Single by Lil Mosey
- Released: March 17, 2023
- Genre: Hip hop; trap;
- Length: 2:14
- Label: Mogul Vision; Interscope;
- Songwriters: Lathan Echols; Joseph Boyden; Georgia Rose Boyden; Ishmael Montague;
- Producer: Royce David

Lil Mosey singles chronology
| "Breathin Again" (2022) | "Flu Game" (2023) | "One Too Many" (2024) |

Music video
- "Flu Game" on YouTube

= Flu Game (song) =

"Flu Game" is a song recorded by American rapper Lil Mosey, released as a single on March 17, 2023. The song was produced by Royce David, who has also produced most of his other songs. This is his only single from 2023.

== Composition ==
The song serves as Lil Mosey's first single of 2023 and Mosey said that he named the song "Flu Game" because of American former basketball player Michael Jordan when in 1997, Jordan had a remarkable performance in Game 5 of the 1997 NBA Finals, but he suffered flu-like symptoms while playing.
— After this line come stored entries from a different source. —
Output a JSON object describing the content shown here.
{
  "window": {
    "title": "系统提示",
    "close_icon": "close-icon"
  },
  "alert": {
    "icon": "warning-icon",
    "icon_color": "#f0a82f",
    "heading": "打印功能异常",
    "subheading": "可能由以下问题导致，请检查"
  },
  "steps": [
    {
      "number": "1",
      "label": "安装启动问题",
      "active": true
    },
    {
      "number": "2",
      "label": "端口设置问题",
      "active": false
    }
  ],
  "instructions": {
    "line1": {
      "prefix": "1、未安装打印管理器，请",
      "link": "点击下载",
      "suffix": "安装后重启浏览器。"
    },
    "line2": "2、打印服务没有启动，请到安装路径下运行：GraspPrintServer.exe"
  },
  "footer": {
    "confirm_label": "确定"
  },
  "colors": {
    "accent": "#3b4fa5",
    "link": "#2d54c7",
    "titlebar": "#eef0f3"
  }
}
In the song, it starts out with the first verse, where Mosey mentions one of his close friends taking drugs like percocet, which made his friend tired. Also in the first verse, Mosey references his financial success with phrases like "Helicopter Money", and being called "flyer" while indicating that he is focusing on his career and aspirations. In the second verse, Mosey acknowledges the presence of people who enjoy seeing others fail, but he remains resilient vowing not to go back to previous struggles and he also tries maintaining his strength in the face of adversity.

== Music video ==
The official music video was uploaded to Lil Mosey's Vevo channel on YouTube on March 17, 2023, the same day as the song itself. The music video was directed by Yungtada. In the music video, it sees Mosey riding in a car and short video clips of him in a basketball court that is very dim lit, later in the music video we see Mosey in a small room with multiple rewards on the room's walls.